I, too, saw you on SKY’s coverage. It was a good interview.
Is it true that Simon Lazenby’s mouth is exactly the same size as his foot?
I did not take a close look at either.
Which show was this on? I’m currently on holiday so had to resort to BBC for race (their race commentary is boring this year as although Edwards, Coulthard and Anderson are no doubt clever people I would choose to spend a night in the pub with them). Anyway I have recorded some bits of the weekend as backup so would be nice to catch Joe’s interview on my return.
Have a safe drive back and don’t stop at roadside toilets near Paris. Also, don’t stop at any roadside toilets.

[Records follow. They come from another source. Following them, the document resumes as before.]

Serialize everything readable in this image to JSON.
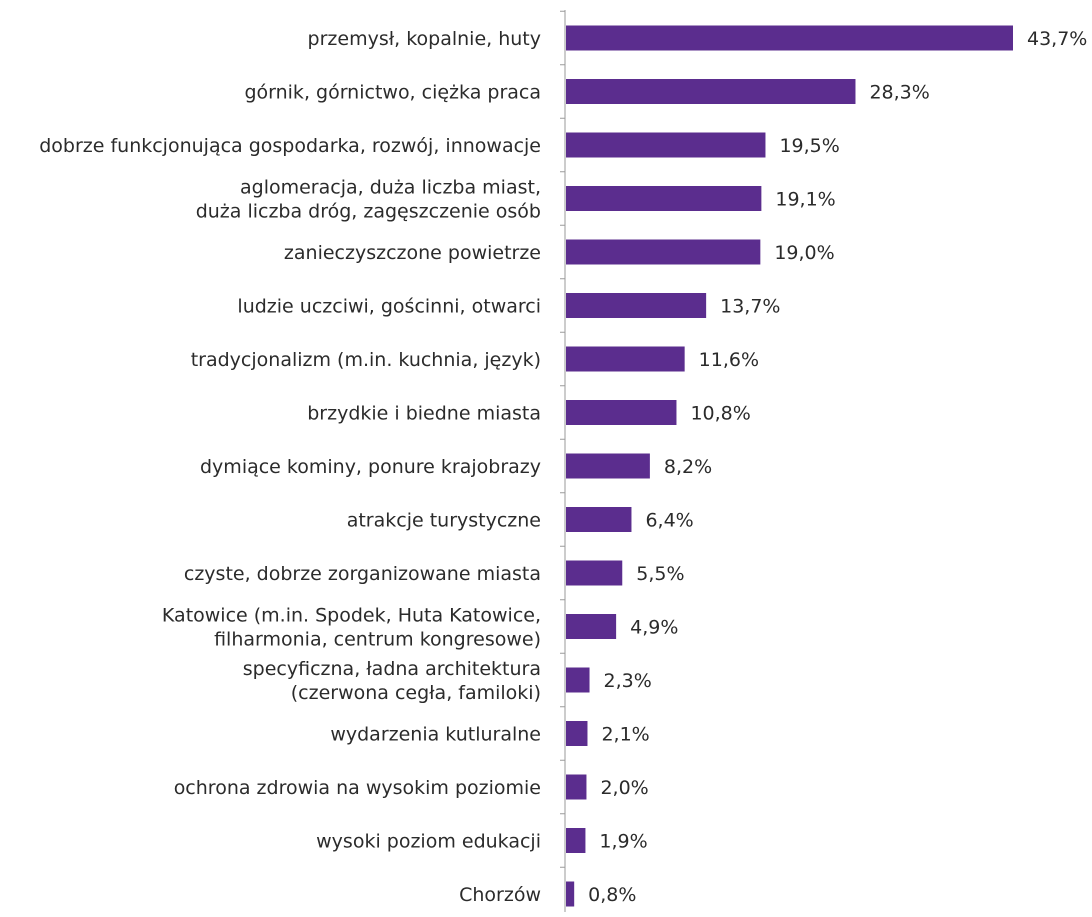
{
  "chart_data": {
    "type": "bar",
    "orientation": "horizontal",
    "title": "",
    "xlabel": "",
    "ylabel": "",
    "xlim": [
      0,
      43.7
    ],
    "grid": false,
    "legend": "none",
    "bar_color": "#5b2d8e",
    "categories": [
      [
        "przemysł, kopalnie, huty"
      ],
      [
        "górnik, górnictwo, ciężka praca"
      ],
      [
        "dobrze funkcjonująca gospodarka, rozwój, innowacje"
      ],
      [
        "aglomeracja, duża liczba miast,",
        "duża liczba dróg, zagęszczenie osób"
      ],
      [
        "zanieczyszczone powietrze"
      ],
      [
        "ludzie uczciwi, gościnni, otwarci"
      ],
      [
        "tradycjonalizm (m.in. kuchnia, język)"
      ],
      [
        "brzydkie i biedne miasta"
      ],
      [
        "dymiące kominy, ponure krajobrazy"
      ],
      [
        "atrakcje turystyczne"
      ],
      [
        "czyste, dobrze zorganizowane miasta"
      ],
      [
        "Katowice (m.in. Spodek, Huta Katowice,",
        "filharmonia, centrum kongresowe)"
      ],
      [
        "specyficzna, ładna architektura",
        "(czerwona cegła, familoki)"
      ],
      [
        "wydarzenia kutluralne"
      ],
      [
        "ochrona zdrowia na wysokim poziomie"
      ],
      [
        "wysoki poziom edukacji"
      ],
      [
        "Chorzów"
      ]
    ],
    "values": [
      43.7,
      28.3,
      19.5,
      19.1,
      19.0,
      13.7,
      11.6,
      10.8,
      8.2,
      6.4,
      5.5,
      4.9,
      2.3,
      2.1,
      2.0,
      1.9,
      0.8
    ],
    "value_labels": [
      "43,7%",
      "28,3%",
      "19,5%",
      "19,1%",
      "19,0%",
      "13,7%",
      "11,6%",
      "10,8%",
      "8,2%",
      "6,4%",
      "5,5%",
      "4,9%",
      "2,3%",
      "2,1%",
      "2,0%",
      "1,9%",
      "0,8%"
    ]
  }
}
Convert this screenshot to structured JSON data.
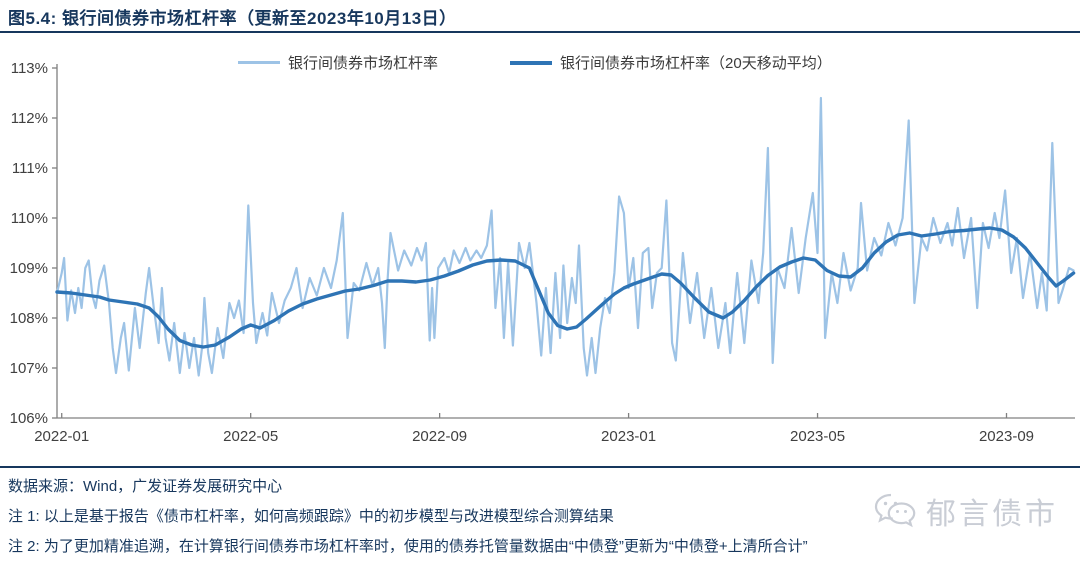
{
  "title": "图5.4:  银行间债券市场杠杆率（更新至2023年10月13日）",
  "legend": {
    "items": [
      {
        "label": "银行间债券市场杠杆率",
        "color": "#9DC3E6"
      },
      {
        "label": "银行间债券市场杠杆率（20天移动平均）",
        "color": "#2E74B5"
      }
    ]
  },
  "footer": {
    "source": "数据来源：Wind，广发证券发展研究中心",
    "note1": "注 1: 以上是基于报告《债市杠杆率，如何高频跟踪》中的初步模型与改进模型综合测算结果",
    "note2": "注 2: 为了更加精准追溯，在计算银行间债券市场杠杆率时，使用的债券托管量数据由“中债登”更新为“中债登+上清所合计”"
  },
  "watermark": {
    "icon": "wechat-icon",
    "label": "郁言债市"
  },
  "colors": {
    "accent_navy": "#17375D",
    "daily_line": "#9DC3E6",
    "ma_line": "#2E74B5",
    "axis": "#808080",
    "tick_text": "#404040",
    "watermark_gray": "#c9cdd5"
  },
  "chart_data": {
    "type": "line",
    "x_unit": "months since 2022-01-01",
    "xlim_months": [
      -0.1,
      21.45
    ],
    "ylim": [
      106,
      113
    ],
    "grid": false,
    "legend_position": "top-center",
    "y_ticks": [
      {
        "v": 113,
        "label": "113%"
      },
      {
        "v": 112,
        "label": "112%"
      },
      {
        "v": 111,
        "label": "111%"
      },
      {
        "v": 110,
        "label": "110%"
      },
      {
        "v": 109,
        "label": "109%"
      },
      {
        "v": 108,
        "label": "108%"
      },
      {
        "v": 107,
        "label": "107%"
      },
      {
        "v": 106,
        "label": "106%"
      }
    ],
    "x_ticks": [
      {
        "m": 0,
        "label": "2022-01"
      },
      {
        "m": 4,
        "label": "2022-05"
      },
      {
        "m": 8,
        "label": "2022-09"
      },
      {
        "m": 12,
        "label": "2023-01"
      },
      {
        "m": 16,
        "label": "2023-05"
      },
      {
        "m": 20,
        "label": "2023-09"
      }
    ],
    "series": [
      {
        "name": "银行间债券市场杠杆率",
        "color": "#9DC3E6",
        "width": 2.2,
        "points": [
          [
            -0.1,
            108.5
          ],
          [
            0.0,
            108.9
          ],
          [
            0.05,
            109.2
          ],
          [
            0.12,
            107.95
          ],
          [
            0.2,
            108.55
          ],
          [
            0.28,
            108.1
          ],
          [
            0.35,
            108.6
          ],
          [
            0.42,
            108.2
          ],
          [
            0.5,
            109.0
          ],
          [
            0.57,
            109.15
          ],
          [
            0.65,
            108.45
          ],
          [
            0.72,
            108.2
          ],
          [
            0.8,
            108.75
          ],
          [
            0.9,
            109.05
          ],
          [
            1.0,
            108.3
          ],
          [
            1.08,
            107.4
          ],
          [
            1.15,
            106.9
          ],
          [
            1.25,
            107.6
          ],
          [
            1.32,
            107.9
          ],
          [
            1.42,
            106.95
          ],
          [
            1.55,
            108.2
          ],
          [
            1.65,
            107.4
          ],
          [
            1.78,
            108.5
          ],
          [
            1.85,
            109.0
          ],
          [
            1.95,
            108.2
          ],
          [
            2.05,
            107.5
          ],
          [
            2.12,
            108.6
          ],
          [
            2.2,
            107.6
          ],
          [
            2.28,
            107.15
          ],
          [
            2.38,
            107.9
          ],
          [
            2.5,
            106.9
          ],
          [
            2.6,
            107.7
          ],
          [
            2.7,
            107.0
          ],
          [
            2.8,
            107.6
          ],
          [
            2.9,
            106.85
          ],
          [
            2.97,
            107.4
          ],
          [
            3.02,
            108.4
          ],
          [
            3.1,
            107.3
          ],
          [
            3.18,
            106.9
          ],
          [
            3.3,
            107.8
          ],
          [
            3.42,
            107.2
          ],
          [
            3.55,
            108.3
          ],
          [
            3.65,
            108.0
          ],
          [
            3.75,
            108.35
          ],
          [
            3.85,
            107.7
          ],
          [
            3.95,
            110.25
          ],
          [
            4.05,
            108.3
          ],
          [
            4.12,
            107.5
          ],
          [
            4.25,
            108.1
          ],
          [
            4.35,
            107.65
          ],
          [
            4.45,
            108.5
          ],
          [
            4.6,
            107.9
          ],
          [
            4.72,
            108.35
          ],
          [
            4.85,
            108.6
          ],
          [
            4.97,
            109.0
          ],
          [
            5.1,
            108.2
          ],
          [
            5.25,
            108.8
          ],
          [
            5.4,
            108.45
          ],
          [
            5.55,
            109.0
          ],
          [
            5.7,
            108.6
          ],
          [
            5.82,
            109.15
          ],
          [
            5.95,
            110.1
          ],
          [
            6.05,
            107.6
          ],
          [
            6.18,
            108.7
          ],
          [
            6.3,
            108.55
          ],
          [
            6.45,
            109.1
          ],
          [
            6.58,
            108.65
          ],
          [
            6.7,
            109.0
          ],
          [
            6.78,
            108.3
          ],
          [
            6.84,
            107.4
          ],
          [
            6.9,
            108.8
          ],
          [
            6.96,
            109.7
          ],
          [
            7.12,
            108.95
          ],
          [
            7.25,
            109.35
          ],
          [
            7.4,
            109.05
          ],
          [
            7.52,
            109.4
          ],
          [
            7.62,
            109.15
          ],
          [
            7.71,
            109.5
          ],
          [
            7.79,
            107.55
          ],
          [
            7.84,
            108.6
          ],
          [
            7.89,
            107.6
          ],
          [
            7.97,
            109.0
          ],
          [
            8.1,
            109.2
          ],
          [
            8.2,
            108.9
          ],
          [
            8.3,
            109.35
          ],
          [
            8.42,
            109.1
          ],
          [
            8.55,
            109.4
          ],
          [
            8.65,
            109.15
          ],
          [
            8.78,
            109.35
          ],
          [
            8.88,
            109.2
          ],
          [
            9.0,
            109.45
          ],
          [
            9.1,
            110.15
          ],
          [
            9.18,
            108.2
          ],
          [
            9.28,
            109.2
          ],
          [
            9.36,
            107.6
          ],
          [
            9.45,
            109.1
          ],
          [
            9.55,
            107.45
          ],
          [
            9.68,
            109.5
          ],
          [
            9.8,
            109.0
          ],
          [
            9.9,
            109.5
          ],
          [
            10.05,
            108.3
          ],
          [
            10.15,
            107.25
          ],
          [
            10.25,
            108.6
          ],
          [
            10.35,
            107.3
          ],
          [
            10.45,
            108.9
          ],
          [
            10.55,
            107.6
          ],
          [
            10.62,
            109.05
          ],
          [
            10.7,
            107.9
          ],
          [
            10.8,
            108.8
          ],
          [
            10.88,
            108.3
          ],
          [
            10.95,
            109.45
          ],
          [
            11.05,
            107.4
          ],
          [
            11.12,
            106.85
          ],
          [
            11.22,
            107.6
          ],
          [
            11.3,
            106.9
          ],
          [
            11.4,
            107.8
          ],
          [
            11.5,
            108.4
          ],
          [
            11.6,
            108.1
          ],
          [
            11.7,
            108.9
          ],
          [
            11.8,
            110.43
          ],
          [
            11.9,
            110.1
          ],
          [
            12.0,
            108.6
          ],
          [
            12.1,
            109.2
          ],
          [
            12.2,
            107.8
          ],
          [
            12.3,
            109.3
          ],
          [
            12.42,
            109.4
          ],
          [
            12.5,
            108.2
          ],
          [
            12.6,
            108.9
          ],
          [
            12.7,
            109.0
          ],
          [
            12.8,
            110.35
          ],
          [
            12.92,
            107.5
          ],
          [
            13.0,
            107.15
          ],
          [
            13.15,
            109.3
          ],
          [
            13.3,
            107.9
          ],
          [
            13.45,
            108.9
          ],
          [
            13.6,
            107.6
          ],
          [
            13.75,
            108.6
          ],
          [
            13.9,
            107.4
          ],
          [
            14.05,
            108.3
          ],
          [
            14.15,
            107.3
          ],
          [
            14.3,
            108.9
          ],
          [
            14.45,
            107.5
          ],
          [
            14.6,
            109.15
          ],
          [
            14.75,
            108.3
          ],
          [
            14.85,
            109.3
          ],
          [
            14.95,
            111.4
          ],
          [
            15.05,
            107.1
          ],
          [
            15.15,
            109.0
          ],
          [
            15.3,
            108.6
          ],
          [
            15.45,
            109.8
          ],
          [
            15.6,
            108.5
          ],
          [
            15.75,
            109.6
          ],
          [
            15.9,
            110.5
          ],
          [
            16.0,
            109.3
          ],
          [
            16.07,
            112.4
          ],
          [
            16.16,
            107.6
          ],
          [
            16.3,
            108.9
          ],
          [
            16.42,
            108.3
          ],
          [
            16.55,
            109.3
          ],
          [
            16.7,
            108.55
          ],
          [
            16.85,
            109.0
          ],
          [
            16.92,
            110.3
          ],
          [
            17.05,
            108.95
          ],
          [
            17.2,
            109.6
          ],
          [
            17.35,
            109.25
          ],
          [
            17.5,
            109.9
          ],
          [
            17.65,
            109.45
          ],
          [
            17.8,
            110.0
          ],
          [
            17.93,
            111.95
          ],
          [
            18.05,
            108.3
          ],
          [
            18.2,
            109.6
          ],
          [
            18.32,
            109.35
          ],
          [
            18.45,
            110.0
          ],
          [
            18.6,
            109.5
          ],
          [
            18.75,
            109.9
          ],
          [
            18.85,
            109.45
          ],
          [
            18.97,
            110.2
          ],
          [
            19.1,
            109.2
          ],
          [
            19.25,
            110.0
          ],
          [
            19.38,
            108.2
          ],
          [
            19.5,
            109.9
          ],
          [
            19.62,
            109.4
          ],
          [
            19.75,
            110.1
          ],
          [
            19.85,
            109.6
          ],
          [
            19.97,
            110.55
          ],
          [
            20.1,
            108.9
          ],
          [
            20.22,
            109.6
          ],
          [
            20.35,
            108.4
          ],
          [
            20.5,
            109.3
          ],
          [
            20.65,
            108.2
          ],
          [
            20.75,
            108.9
          ],
          [
            20.85,
            108.15
          ],
          [
            20.97,
            111.5
          ],
          [
            21.1,
            108.3
          ],
          [
            21.2,
            108.6
          ],
          [
            21.32,
            109.0
          ],
          [
            21.42,
            108.95
          ]
        ]
      },
      {
        "name": "银行间债券市场杠杆率（20天移动平均）",
        "color": "#2E74B5",
        "width": 3.4,
        "points": [
          [
            -0.1,
            108.52
          ],
          [
            0.2,
            108.5
          ],
          [
            0.5,
            108.46
          ],
          [
            0.8,
            108.42
          ],
          [
            1.0,
            108.36
          ],
          [
            1.3,
            108.32
          ],
          [
            1.6,
            108.28
          ],
          [
            1.85,
            108.2
          ],
          [
            2.05,
            108.02
          ],
          [
            2.25,
            107.78
          ],
          [
            2.5,
            107.55
          ],
          [
            2.75,
            107.46
          ],
          [
            3.0,
            107.42
          ],
          [
            3.25,
            107.46
          ],
          [
            3.55,
            107.62
          ],
          [
            3.8,
            107.78
          ],
          [
            4.0,
            107.86
          ],
          [
            4.2,
            107.8
          ],
          [
            4.5,
            107.95
          ],
          [
            4.8,
            108.14
          ],
          [
            5.1,
            108.28
          ],
          [
            5.4,
            108.38
          ],
          [
            5.7,
            108.46
          ],
          [
            6.0,
            108.54
          ],
          [
            6.3,
            108.58
          ],
          [
            6.6,
            108.65
          ],
          [
            6.9,
            108.74
          ],
          [
            7.2,
            108.74
          ],
          [
            7.5,
            108.72
          ],
          [
            7.8,
            108.76
          ],
          [
            8.1,
            108.84
          ],
          [
            8.4,
            108.94
          ],
          [
            8.7,
            109.06
          ],
          [
            9.0,
            109.14
          ],
          [
            9.3,
            109.16
          ],
          [
            9.6,
            109.14
          ],
          [
            9.9,
            109.0
          ],
          [
            10.1,
            108.55
          ],
          [
            10.3,
            108.1
          ],
          [
            10.5,
            107.85
          ],
          [
            10.7,
            107.78
          ],
          [
            10.9,
            107.82
          ],
          [
            11.1,
            107.98
          ],
          [
            11.3,
            108.15
          ],
          [
            11.5,
            108.32
          ],
          [
            11.7,
            108.48
          ],
          [
            11.9,
            108.6
          ],
          [
            12.1,
            108.68
          ],
          [
            12.4,
            108.78
          ],
          [
            12.7,
            108.88
          ],
          [
            12.9,
            108.86
          ],
          [
            13.1,
            108.7
          ],
          [
            13.4,
            108.4
          ],
          [
            13.7,
            108.12
          ],
          [
            14.0,
            108.0
          ],
          [
            14.2,
            108.12
          ],
          [
            14.45,
            108.35
          ],
          [
            14.7,
            108.62
          ],
          [
            14.95,
            108.85
          ],
          [
            15.2,
            109.02
          ],
          [
            15.45,
            109.12
          ],
          [
            15.7,
            109.2
          ],
          [
            15.95,
            109.16
          ],
          [
            16.2,
            108.95
          ],
          [
            16.45,
            108.84
          ],
          [
            16.7,
            108.82
          ],
          [
            16.95,
            109.0
          ],
          [
            17.2,
            109.3
          ],
          [
            17.45,
            109.52
          ],
          [
            17.7,
            109.66
          ],
          [
            17.95,
            109.7
          ],
          [
            18.2,
            109.64
          ],
          [
            18.5,
            109.68
          ],
          [
            18.8,
            109.73
          ],
          [
            19.1,
            109.75
          ],
          [
            19.4,
            109.78
          ],
          [
            19.65,
            109.8
          ],
          [
            19.9,
            109.76
          ],
          [
            20.15,
            109.62
          ],
          [
            20.4,
            109.4
          ],
          [
            20.65,
            109.1
          ],
          [
            20.9,
            108.8
          ],
          [
            21.05,
            108.64
          ],
          [
            21.2,
            108.74
          ],
          [
            21.42,
            108.9
          ]
        ]
      }
    ]
  }
}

You guys don’t have any of those little trolley wheel inserts that we have here in Australia to move our white goods like fridges, stoves, dishwashers and Fiat 500′s around easily inside the house or garage?
All the F1 teams use similar things to rotate cars, especially at Monaco, ironically…Joe could have nipped down and borrowed one, but D’oh…there’s a Fiat in the way…
What a great vignette of the race and your stay. Made me smile as did all the civilized replies!
580 euros, he should have found about 3 blokes given them 20 euros each and lifted the back of the car round, it doesn’t look much bigger than a mini.